Just when the second game was starting, I felt my favorite thing in Africa. A small drop had landed on my shoulder. Then it happened.

“We thought it was rain, turns it was {hail}. We were tripping around {blinded} by it.”
~Catching fire reference for all my nerd friends. Hehehe

It was coming down fast and hard. One second there was just a cloudy sky and no rain and the next thing we know we were being pelted with rain and hail. All of the bystanders grabbed the smaller children and ran into their homes. The rain was like one continuous sheet that lasted for about 2 hours. Pelting down on us. Beating into our eyes. Turning that red African dirt beneath our feet into several little rivers of mud. We were slipping and sliding, running into one another and kicking the ball totally in the wrong direction.

After a few minutes some of the soccer players even left. That blazing African heat had turned into a cold rainy afternoon. The soccer players were shivering because they weren’t used to the cold weather. We however were loving it considering there is snow where most of us live.

While most people would say “No, we don’t want to say, most of the kids have left and the rain is hurting and we cant play well with all the water.”

We said “Yes! Of course we want to stay! Soccer in the rain is so much fun!”

So that’s what we did. We stayed and we played! It was full of laughs and falls. Of goals scored and shoots that didn’t even come close to going in. We could barely see and were soaked from head to toe, dripping from the rain that never let up but I wouldn’t have wanted to be anywhere else in the world. I that moment God has just reassured me that I was made to be here at this time, with these guys, in Lilongwe, Malawi. He reassured me that I am following the plan he has for me.

But we didn’t just stay because playing in the rain is fun. No, we stayed because God called us these 9 months to love on his people and meet them where they are. To get on there level and love on them. He called us to be uncomfortable, to get dirty, to get soaked to love his children. We stayed to show the guys playing that playing with them was more important than us getting a little wet and dirty.
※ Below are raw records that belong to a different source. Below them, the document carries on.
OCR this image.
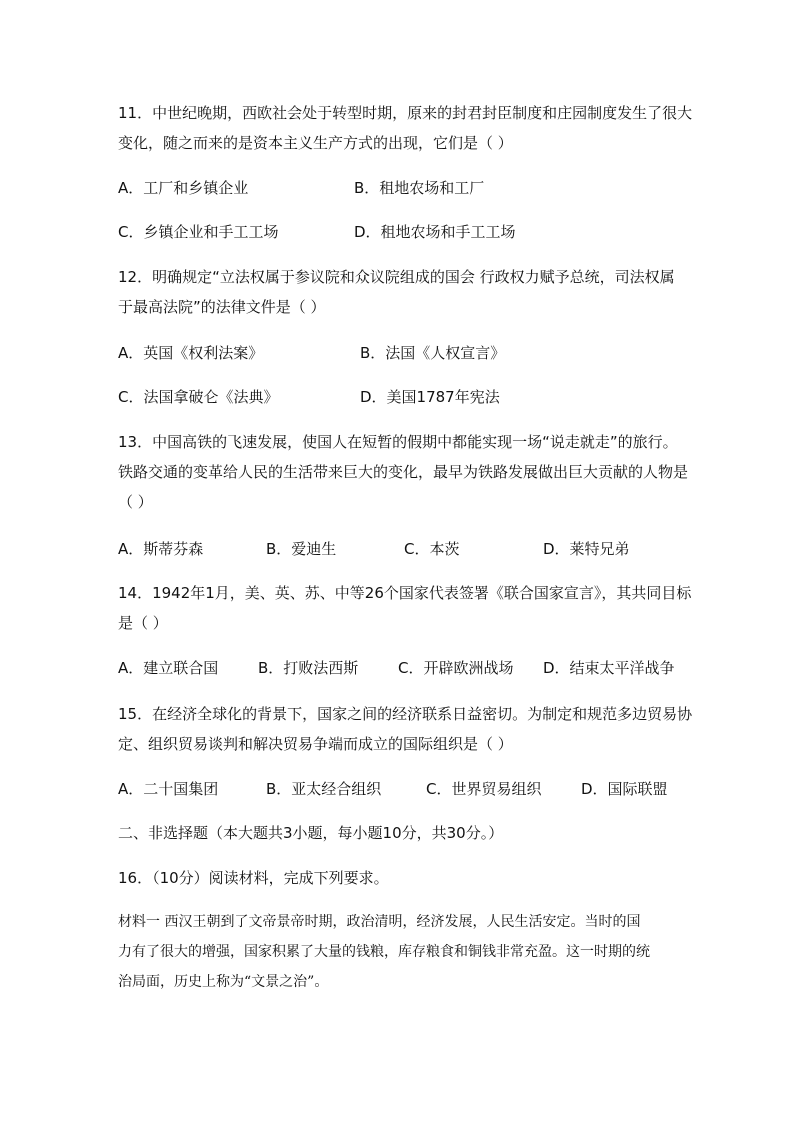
11．中世纪晚期，西欧社会处于转型时期，原来的封君封臣制度和庄园制度发生了很大
变化，随之而来的是资本主义生产方式的出现，它们是（ ）
A．工厂和乡镇企业	B．租地农场和工厂
C．乡镇企业和手工工场	D．租地农场和手工工场
12．明确规定“立法权属于参议院和众议院组成的国会 行政权力赋予总统，司法权属
于最高法院”的法律文件是（ ）
A．英国《权利法案》	B．法国《人权宣言》
C．法国拿破仑《法典》	D．美国1787年宪法
13．中国高铁的飞速发展，使国人在短暂的假期中都能实现一场“说走就走”的旅行。
铁路交通的变革给人民的生活带来巨大的变化，最早为铁路发展做出巨大贡献的人物是
（ ）
A．斯蒂芬森	B．爱迪生	C．本茨	D．莱特兄弟
14．1942年1月，美、英、苏、中等26个国家代表签署《联合国家宣言》，其共同目标
是（ ）
A．建立联合国	B．打败法西斯	C．开辟欧洲战场 D．结束太平洋战争
15．在经济全球化的背景下，国家之间的经济联系日益密切。为制定和规范多边贸易协
定、组织贸易谈判和解决贸易争端而成立的国际组织是（ ）
A．二十国集团	B．亚太经合组织	C．世界贸易组织	D．国际联盟
二、非选择题（本大题共3小题，每小题10分，共30分。）
16．（10分）阅读材料，完成下列要求。
材料一 西汉王朝到了文帝景帝时期，政治清明，经济发展，人民生活安定。当时的国
力有了很大的增强，国家积累了大量的钱粮，库存粮食和铜钱非常充盈。这一时期的统
治局面，历史上称为“文景之治”。
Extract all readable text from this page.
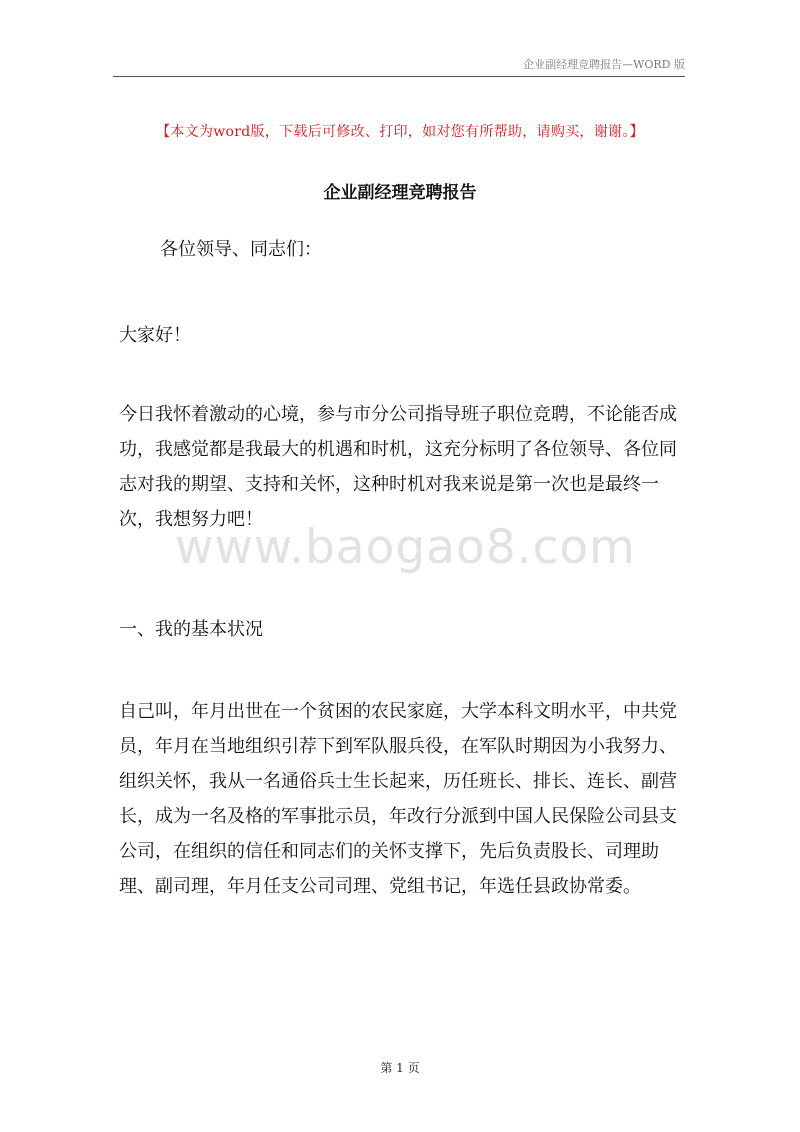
企业副经理竞聘报告—WORD 版
【本文为word版，下载后可修改、打印，如对您有所帮助，请购买，谢谢。】
企业副经理竞聘报告

各位领导、同志们：

大家好！

今日我怀着激动的心境，参与市分公司指导班子职位竞聘，不论能否成功，我感觉都是我最大的机遇和时机，这充分标明了各位领导、各位同志对我的期望、支持和关怀，这种时机对我来说是第一次也是最终一次，我想努力吧！

一、我的基本状况

自己叫，年月出世在一个贫困的农民家庭，大学本科文明水平，中共党员，年月在当地组织引荐下到军队服兵役，在军队时期因为小我努力、组织关怀，我从一名通俗兵士生长起来，历任班长、排长、连长、副营长，成为一名及格的军事批示员，年改行分派到中国人民保险公司县支公司，在组织的信任和同志们的关怀支撑下，先后负责股长、司理助理、副司理，年月任支公司司理、党组书记，年选任县政协常委。

www.baogao8.com
第 1 页
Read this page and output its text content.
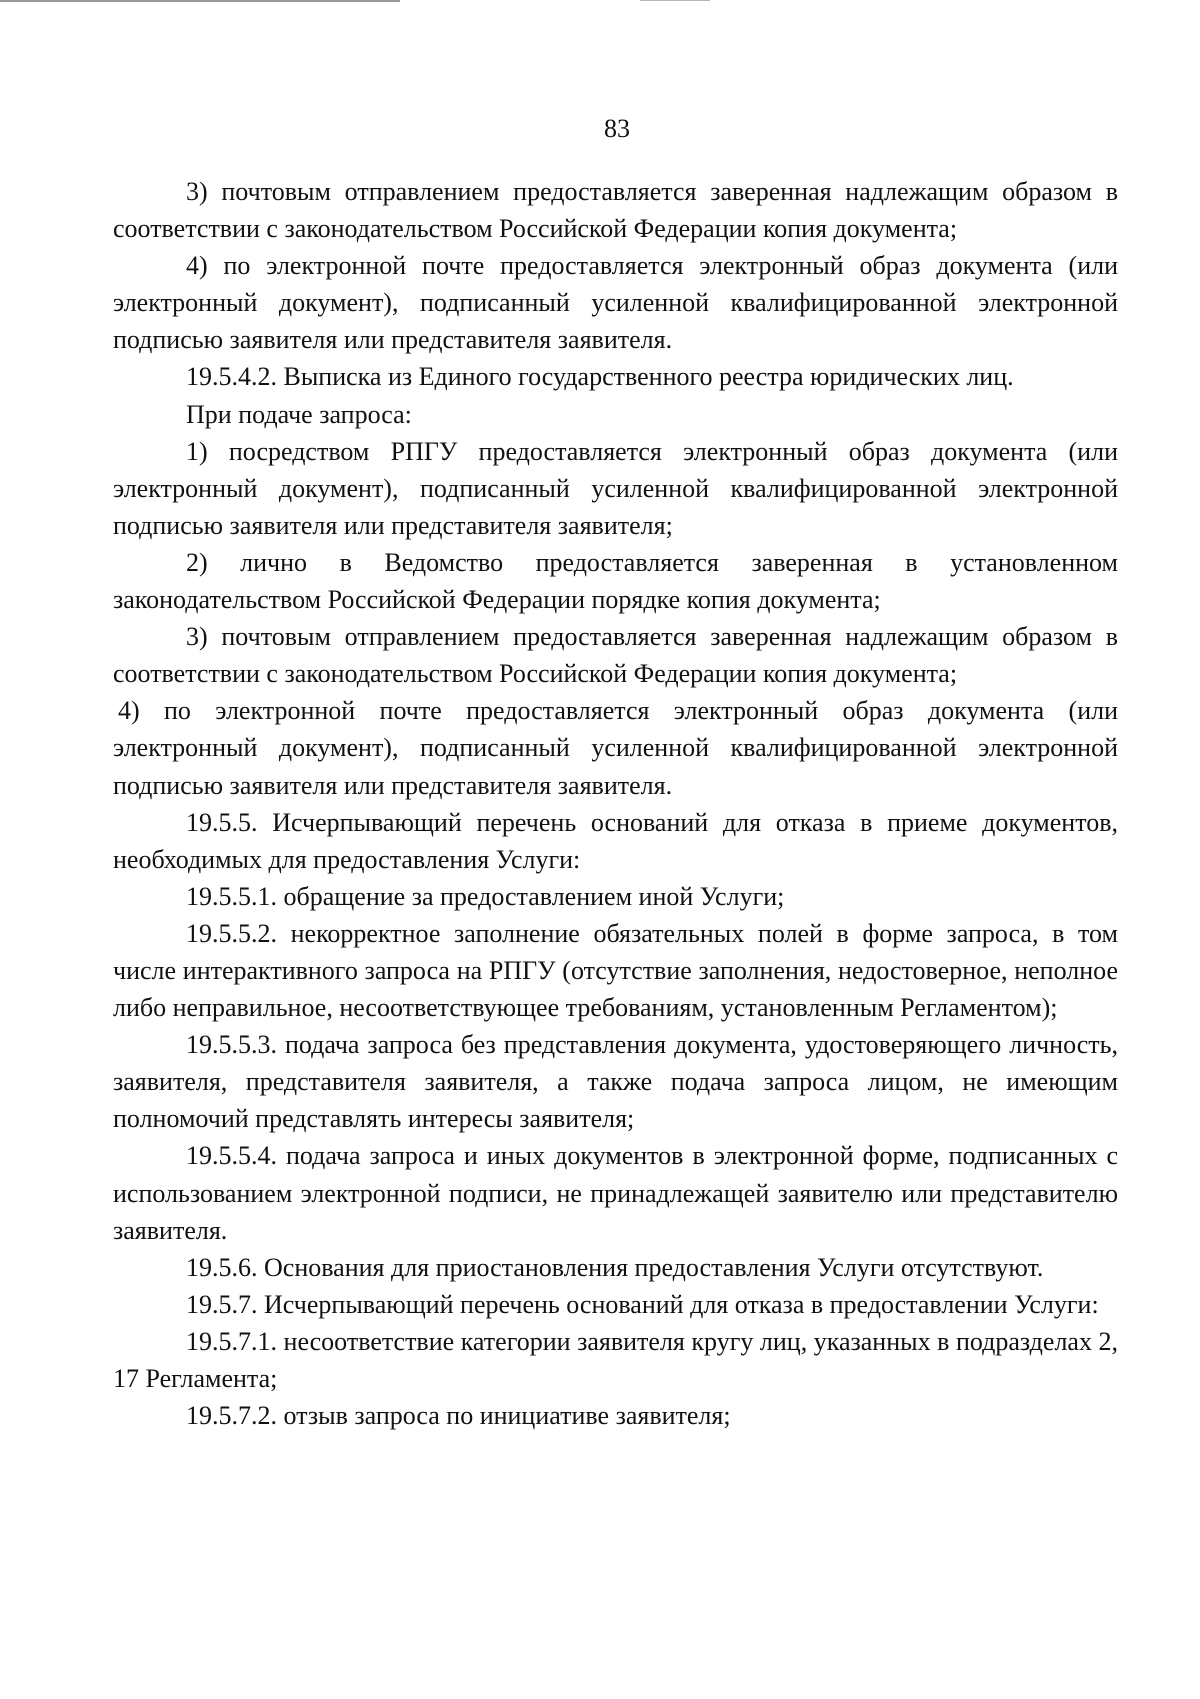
83

3) почтовым отправлением предоставляется заверенная надлежащим образом в соответствии с законодательством Российской Федерации копия документа;

4) по электронной почте предоставляется электронный образ документа (или электронный документ), подписанный усиленной квалифицированной электронной подписью заявителя или представителя заявителя.

19.5.4.2. Выписка из Единого государственного реестра юридических лиц.

При подаче запроса:

1) посредством РПГУ предоставляется электронный образ документа (или электронный документ), подписанный усиленной квалифицированной электронной подписью заявителя или представителя заявителя;

2) лично в Ведомство предоставляется заверенная в установленном законодательством Российской Федерации порядке копия документа;

3) почтовым отправлением предоставляется заверенная надлежащим образом в соответствии с законодательством Российской Федерации копия документа;

4) по электронной почте предоставляется электронный образ документа (или электронный документ), подписанный усиленной квалифицированной электронной подписью заявителя или представителя заявителя.

19.5.5. Исчерпывающий перечень оснований для отказа в приеме документов, необходимых для предоставления Услуги:

19.5.5.1. обращение за предоставлением иной Услуги;

19.5.5.2. некорректное заполнение обязательных полей в форме запроса, в том числе интерактивного запроса на РПГУ (отсутствие заполнения, недостоверное, неполное либо неправильное, несоответствующее требованиям, установленным Регламентом);

19.5.5.3. подача запроса без представления документа, удостоверяющего личность, заявителя, представителя заявителя, а также подача запроса лицом, не имеющим полномочий представлять интересы заявителя;

19.5.5.4. подача запроса и иных документов в электронной форме, подписанных с использованием электронной подписи, не принадлежащей заявителю или представителю заявителя.

19.5.6. Основания для приостановления предоставления Услуги отсутствуют.

19.5.7. Исчерпывающий перечень оснований для отказа в предоставлении Услуги:

19.5.7.1. несоответствие категории заявителя кругу лиц, указанных в подразделах 2, 17 Регламента;

19.5.7.2. отзыв запроса по инициативе заявителя;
You know those moments in your life where you get this feeling that this is a moment you will remember forever? It’s just for a split second but something in your brain clicks and you know. It could have been the day you saw your wife coming down the isle, the moment you first got to hold your baby girl, that last second before you win the state championship, or the day you graduated college. They could even be small events like driving down the parkway listening to music and screaming at the top of your lungs, cooking AWFUL fettuccine alfredo pasta with your friends for an English class assignment and trashing your kitchen, spending time with a loved one, or tubbing at the lake. It’s what we like to call an infinity moment.

We call them infinity moments after the book and movie Perks Of Being A Wallflower. A movie and book most of my squad has watched or read several times on the race. The scene is Charlie driving through a tunnel with his new friends Sam and Patrick, the song heroes is playing and he says “I feel infinite.” Its like that sole moment could continue going on for the rest of your life and you wouldn’t mind it. It’s just perfect. It fills you up and gives you so much peace and joy.

I had one of those moments in that mud field. Playing soccer in barely visible rain in Lilongwe. It was perfect.

The week before we had gone to soccer the players weren’t crazy about us, they liked us, they were just kinda putting up with us and our inability to play soccer. But the day we stayed with them and played in the rain was a breakthrough with the players. We were giving high fives and hugging. We were making up handshakes and cheering each other on. We had made a relationship with these guys and it was so sweet we didn’t want to leave.

When it was finally time to leave we were so sad and went to hung all the players. It was such a sweet moment with my team and with all the guys. There have been a few moments in my life like this, I have even had another on the race. But every time it clicks and I know I’m filled with this joy and the only thing I can think is…

“I feel infinite.”
-Stephen Chbosky Perks of Being a Wallflower.